Wednesday, April 11, 2007

Investing in Your Company Stock: Pros and Cons

My wife will be starting a new position next week, and her new company provides their 401k matching funds in the form of company stock. This is an unsavory practice that I hoped had passed from the world after the Enron scandal. Forgetting about that for minute, I thought I would take the opportunity to write about the pros and cons of investing in your own company stock:

Why You Should Invest in Your Company Stock

1. Understanding Your Investment - Warren Buffet is famous for saying that you should only invest in what you know and understand. One would think that the company you know the most about is the one you actually work for. You know if the company is well run, you know if morale is good, you know what the customers think about your company. In short, you have a lot of information which may allow you to make some intelligent investment decisions.

2. It Is a Company You Believe In - Otherwise why would you be working there?

3. It is Easy - sometimes all you have to do to invest in your company stock is to NOT act. Some companies award stock options or restricted stock to their employees. Others offer an employee stock purchase plan. Sometimes, unless you sell the stock you are awarded, you are automatically an investor.

4. Discounted Stock Offerings - many companies have an employee stock purchase plan (ESPP) which allows employees to purchase company stock at a discount, using a set portion of their salary. These purchases are typically done twice a year, and at the time of purchase you are guaranteed a 15% return on your investment, i.e. free money. Not taking advantage of such gifts is stupid. I intend to write a post about ESPP later this week.

5. You Don't Get a Choice - sometimes you are granted options or stock without having the right to sell them. It's a gift horse, no looking in the mouth please.


Why You Shouldn't Invest in Your Company Stock

1. The Double Whammy - if your company goes under, you lose your job AND your company stock is now worth zilch... can you say ENRON?

2. Restricted Trading - SEC regulations restrict company employees and other insiders from trading the stock at certain periods of the quarter. The blackout period lasts until your company releases its quarterly earnings statement each quarter. During this time your investment is completely illiquid by law. If your company will be releasing some bad news, you may be stuck holding a bad investment with no way to get out.

3. Bias - When I work for a company, I tend to think that my company is superior to the competition, whether this is true in reality or not.
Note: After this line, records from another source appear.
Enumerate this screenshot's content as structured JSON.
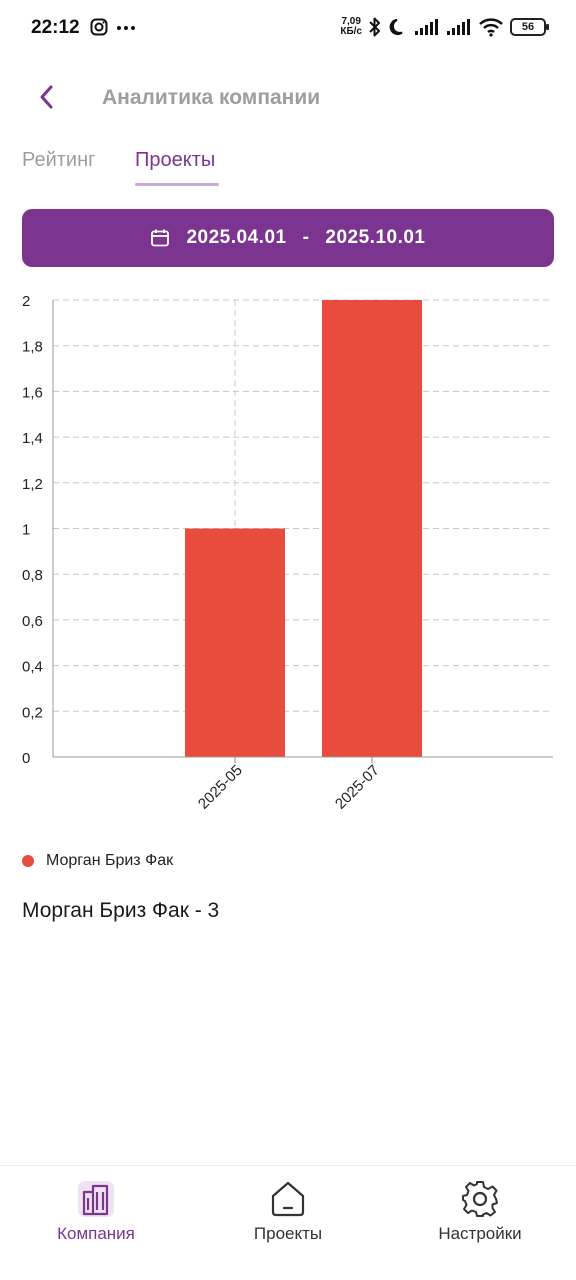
{
  "status_bar": {
    "time": "22:12",
    "net_speed_value": "7,09",
    "net_speed_unit": "КБ/с",
    "battery": "56",
    "icons": [
      "instagram-icon",
      "more-dots-icon",
      "bluetooth-icon",
      "moon-icon",
      "signal-icon",
      "signal-icon",
      "wifi-icon",
      "battery-icon"
    ]
  },
  "header": {
    "title": "Аналитика компании",
    "back_icon": "chevron-left-icon"
  },
  "tabs": [
    {
      "label": "Рейтинг",
      "active": false
    },
    {
      "label": "Проекты",
      "active": true
    }
  ],
  "date_range": {
    "start": "2025.04.01",
    "separator": "-",
    "end": "2025.10.01",
    "icon": "calendar-icon"
  },
  "chart_data": {
    "type": "bar",
    "categories": [
      "2025-05",
      "2025-07"
    ],
    "series": [
      {
        "name": "Морган Бриз Фак",
        "values": [
          1,
          2
        ],
        "color": "#e74c3c"
      }
    ],
    "yticks": [
      "0",
      "0,2",
      "0,4",
      "0,6",
      "0,8",
      "1",
      "1,2",
      "1,4",
      "1,6",
      "1,8",
      "2"
    ],
    "ylim": [
      0,
      2
    ],
    "grid": true,
    "legend": "bottom-left"
  },
  "legend": {
    "label": "Морган Бриз Фак",
    "color": "#e74c3c"
  },
  "summary": "Морган Бриз Фак - 3",
  "bottom_nav": [
    {
      "label": "Компания",
      "icon": "building-icon",
      "active": true
    },
    {
      "label": "Проекты",
      "icon": "home-icon",
      "active": false
    },
    {
      "label": "Настройки",
      "icon": "gear-icon",
      "active": false
    }
  ],
  "colors": {
    "accent": "#7b3591",
    "bar": "#e74c3c",
    "muted": "#9e9e9e"
  }
}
I have no proof of this, but I suspect that many people share the same positive biases towards the company they work for. A biased investor is a poor investor. If you can't keep a sober market outlook, you should probably not be investing in your company's industry sector at all.

4. Diversification - I recently read a post on My 1st Million at 33 (an excellent PF blog that I strongly recommend) in which Frugal explains that about 20% of his investment portfolio is invested in his company's stock. Frugal's appetite for risk is much higher than mine, and he is a sophisticated investor, but I don't care how much you love a company, or how great you think its prospects are, holding 20% in ANY one stock makes for a very undiversified portfolio. I shared my opinion with Frugal in a comment on his post (Hi, Frugal!)

Bottom line, there are definitely some advantages for investing in your company stock, and under some conditions it is the right thing to do. However, while the "common wisdom" is that you should have no more than 10% of your portfolio in your company stock, my opinion is that the risks far outweigh the benefits and the smart strategy is to sell, sell, sell.

1 comment:

plonkee said...

I was the recipient of a rather large bonus in the form of stock in the company I work for. I promptly sold it as soon as possible. Since then the stock in the company has gone up by about 25%.

When my colleagues ask if I made the right decision, I tell them that of course I did. Because I definitely made the right decision.